Warm bodies; Zombie love story,
is it sparkly vampires turned into a zombie appocolypse love story?

Is it worth seeing or should I tell my daughters she'll have to see it with friends or her mother?


----------



## Devor (Feb 4, 2013)

Well, it's not Twilight.  All I've looked at is the Wiki article for the book, and the Zombie relationship is much creepier.



Spoiler: Book according to Wikipedia



The Zombie she falls in love with is eating her dead friend's brains to gain his memories.

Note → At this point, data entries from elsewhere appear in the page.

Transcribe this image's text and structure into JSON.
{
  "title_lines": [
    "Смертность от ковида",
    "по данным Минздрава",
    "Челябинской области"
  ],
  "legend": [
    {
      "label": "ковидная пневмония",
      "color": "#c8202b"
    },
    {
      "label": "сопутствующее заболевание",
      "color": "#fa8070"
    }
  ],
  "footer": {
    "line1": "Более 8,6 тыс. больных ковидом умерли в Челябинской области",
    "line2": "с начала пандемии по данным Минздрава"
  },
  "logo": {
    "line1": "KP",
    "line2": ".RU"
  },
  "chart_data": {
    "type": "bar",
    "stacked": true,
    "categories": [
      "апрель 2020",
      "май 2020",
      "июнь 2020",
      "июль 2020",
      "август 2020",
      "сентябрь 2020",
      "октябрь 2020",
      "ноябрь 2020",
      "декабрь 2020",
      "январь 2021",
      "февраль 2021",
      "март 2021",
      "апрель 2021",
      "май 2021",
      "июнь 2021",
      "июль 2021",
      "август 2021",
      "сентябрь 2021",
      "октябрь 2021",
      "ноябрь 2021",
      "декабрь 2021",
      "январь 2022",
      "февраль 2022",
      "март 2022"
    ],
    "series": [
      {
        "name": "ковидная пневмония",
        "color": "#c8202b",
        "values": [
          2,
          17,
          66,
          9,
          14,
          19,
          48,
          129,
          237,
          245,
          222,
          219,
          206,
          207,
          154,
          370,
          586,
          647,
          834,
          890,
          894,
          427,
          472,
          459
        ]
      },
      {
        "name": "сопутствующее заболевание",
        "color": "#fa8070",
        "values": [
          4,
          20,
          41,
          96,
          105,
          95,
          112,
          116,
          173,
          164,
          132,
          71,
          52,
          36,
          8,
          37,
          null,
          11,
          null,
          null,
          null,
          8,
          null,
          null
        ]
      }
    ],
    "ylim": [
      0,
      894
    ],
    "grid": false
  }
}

Not sure that makes any sense, and I don't expect to see it, but whatever.


----------



## WyrdMystic (Feb 4, 2013)

I think Warm Bodies will be worth a laugh but the similarities will be too  hard to miss. Go in with a zombie mind on and laugh yourself through it.  

I'm going to watch it. I bet my wife will make me watch Beautiful Creatures as well.

If you want another zombie love story then Deadheads was pretty funny.


----------



## Feo Takahari (Feb 4, 2013)

I'd call it an inversion of Twilight--rather than a human perspective on how awesome the undead are, it's an undead perspective on how awesome humans are. I've been quite vocal about how much I loved the book, and I think the movie was in some ways better.


----------



## SeverinR (Feb 5, 2013)

moral of the story?
We are all walking dead trying to find brains, until we find someone to make our hearts go a flutter?


----------



## Aravelle (Feb 12, 2013)

I've heard nothing but good about it, and that it's nothing like twilight except for it being a "paranormal" romance. The zombies are still very much zombies... except, they have a cure, one that doesn't explode or require a syringe, for that matter. I think it looks adorable.


----------